How to know when it’s time
While there’s no hard and fast age when a toddler is ready to graduate from his crib to a big-kid bed, most kids make the transition between the ages of 2 and 4.
Safety concerns are the biggest reason to make the switch. If your child is continually trying to crawl out of his crib, it’s time to say bye-bye to the crib and hello to the big-kid bed.
Many times, parents are motivated to make the transition, even if their child has shown no signs of readiness, because another sibling is on the way. If this is your situation, begin the process 2 to 3 months before the new baby is scheduled to arrive. You don’t want to give your toddler the sense that he’s being displaced.
“The biggest thing to remember is you don’t want to make a lot of transitions at once,” said Dr. Raizman. “If you’re in the midst of potty training, for example, hold off on the transition to the regular bed. It’s too much change and stress on your child at once.”
Easing the transition
If you and your child are ready to make the switch, Dr. Raizman offers tips to help make the transition a smooth one.
- Get your toddler involved: Allow your child to take some ownership of the transition. Take her shopping with you to help pick out the new bed and bedding. Personalize the space with her favorite stuffed animals. Giving her the opportunity to choose how the bed will look and feel hands her some control of the situation, not to mention gets her excited about the change.

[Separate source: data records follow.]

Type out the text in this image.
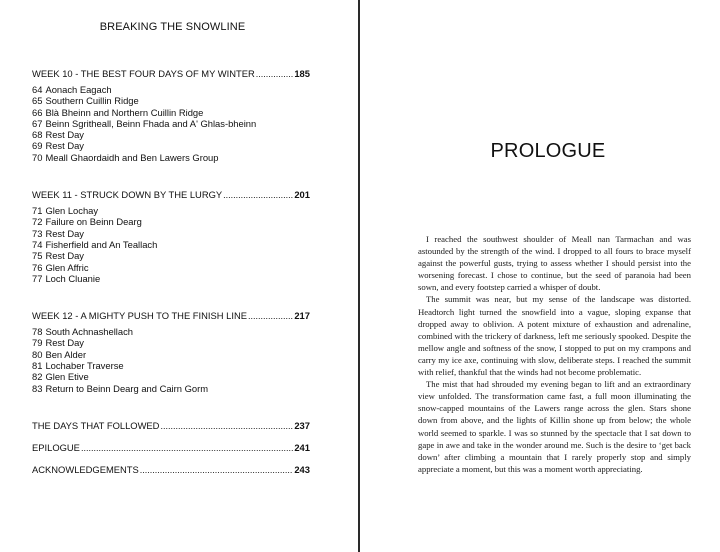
BREAKING THE SNOWLINE
WEEK 10 - THE BEST FOUR DAYS OF MY WINTER .....	185
64 Aonach Eagach
65 Southern Cuillin Ridge
66 Blà Bheinn and Northern Cuillin Ridge
67 Beinn Sgritheall, Beinn Fhada and A' Ghlas-bheinn
68 Rest Day
69 Rest Day
70 Meall Ghaordaidh and Ben Lawers Group
WEEK 11 - STRUCK DOWN BY THE LURGY .....	201
71 Glen Lochay
72 Failure on Beinn Dearg
73 Rest Day
74 Fisherfield and An Teallach
75 Rest Day
76 Glen Affric
77 Loch Cluanie
WEEK 12 - A MIGHTY PUSH TO THE FINISH LINE .....	217
78 South Achnashellach
79 Rest Day
80 Ben Alder
81 Lochaber Traverse
82 Glen Etive
83 Return to Beinn Dearg and Cairn Gorm
THE DAYS THAT FOLLOWED .....	237
EPILOGUE .....	241
ACKNOWLEDGEMENTS .....	243

I reached the southwest shoulder of Meall nan Tarmachan and was astounded by the strength of the wind. I dropped to all fours to brace myself against the powerful gusts, trying to assess whether I should persist into the worsening forecast. I chose to continue, but the seed of paranoia had been sown, and every footstep carried a whisper of doubt.

The summit was near, but my sense of the landscape was distorted. Headtorch light turned the snowfield into a vague, sloping expanse that dropped away to oblivion. A potent mixture of exhaustion and adrenaline, combined with the trickery of darkness, left me seriously spooked. Despite the mellow angle and softness of the snow, I stopped to put on my crampons and carry my ice axe, continuing with slow, deliberate steps. I reached the summit with relief, thankful that the winds had not become problematic.

The mist that had shrouded my evening began to lift and an extraordinary view unfolded. The transformation came fast, a full moon illuminating the snow-capped mountains of the Lawers range across the glen. Stars shone down from above, and the lights of Killin shone up from below; the whole world seemed to sparkle. I was so stunned by the spectacle that I sat down to gape in awe and take in the wonder around me. Such is the desire to ‘get back down’ after climbing a mountain that I rarely properly stop and simply appreciate a moment, but this was a moment worth appreciating.

PROLOGUE
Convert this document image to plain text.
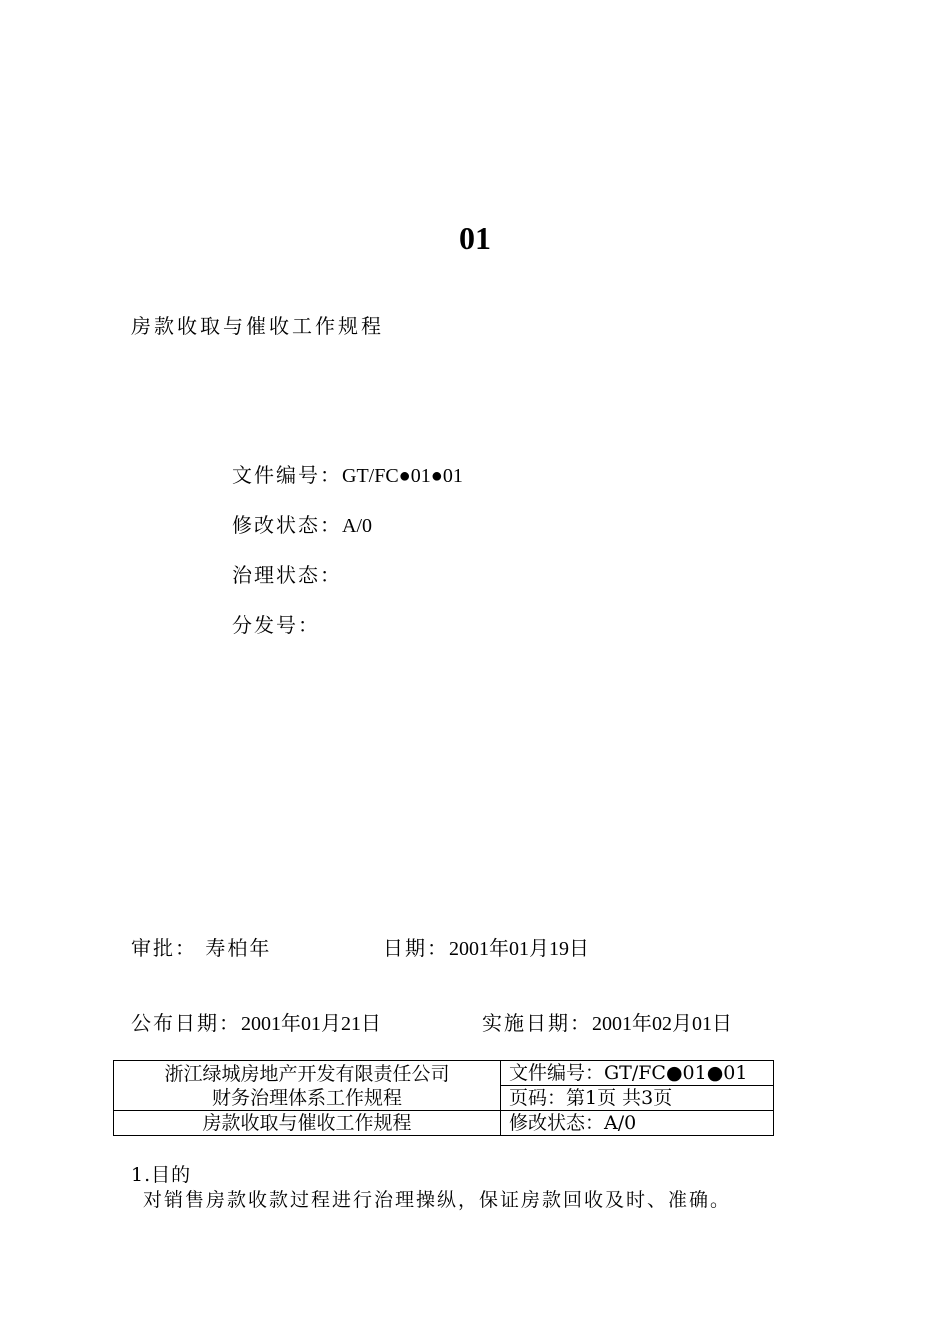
01
房款收取与催收工作规程
文件编号：GT/FC●01●01
修改状态：A/0
治理状态：
分发号：
审批： 寿柏年	日期：2001年01月19日
公布日期：2001年01月21日	实施日期：2001年02月01日
浙江绿城房地产开发有限责任公司
财务治理体系工作规程	文件编号：GT/FC●01●01
	页码：第1页 共3页
房款收取与催收工作规程	修改状态：A/0
1.目的
对销售房款收款过程进行治理操纵，保证房款回收及时、准确。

- Practice with role-play: A few nights before the big transition, practice what it will look like with your child’s favorite stuffed animal to show them it’s not scary. Show him how to sleep with a pillow and what the bedtime routine will look like.
- Reading books is a great way to introduce the transition. Point out characters in the book that are bravely moving on to a regular bed.
- Start with naptime: Let your tot “practice” napping in his new digs to feel more comfortable with it. Once you establish naptime in the big-kid bed, try nighttime on for size.
- Keep a set bedtime routine: Make sure your child’s bedtime routine is strong and consistent before you attempt to make the transition. When it’s time to make the switch, follow that exact same ritual right down to the number of stories you read to the white-noise machine. The only change should be the actual bed. Also, if she has a comfort item she sleeps with, make sure that goes with her.
- Use a night-light: Especially if the bed is in another room, using a night-light can help ease his fears. Kids may feel more exposed without the bed rails, so making the room feel as cozy as possible with soft, filtered light can help them still feel that sense of security.
- Enforce the bedtime rules: If your child tries to climb out of bed when you leave the room, be firm and consistent. Tell her it’s bedtime and she needs to stay in bed. If necessary, calmly return your toddler to bed as many times as it takes. Keep it as boring and emotionless as possible and eventually she’ll get the point.
Change is hard — even for adults — so be sure to show empathy to your toddler. Let him know you understand it’s difficult and that you’ll be there every step of the way. Patience is everything during these major changes.
“It’s a transition and it will be difficult at first,” said Dr. Raizman. “The first 3 to 4 nights parents probably won’t get a whole lot of sleep. Just keep putting the toddler back in bed and eventually he will love it, feel grown up and good about having his own bed.”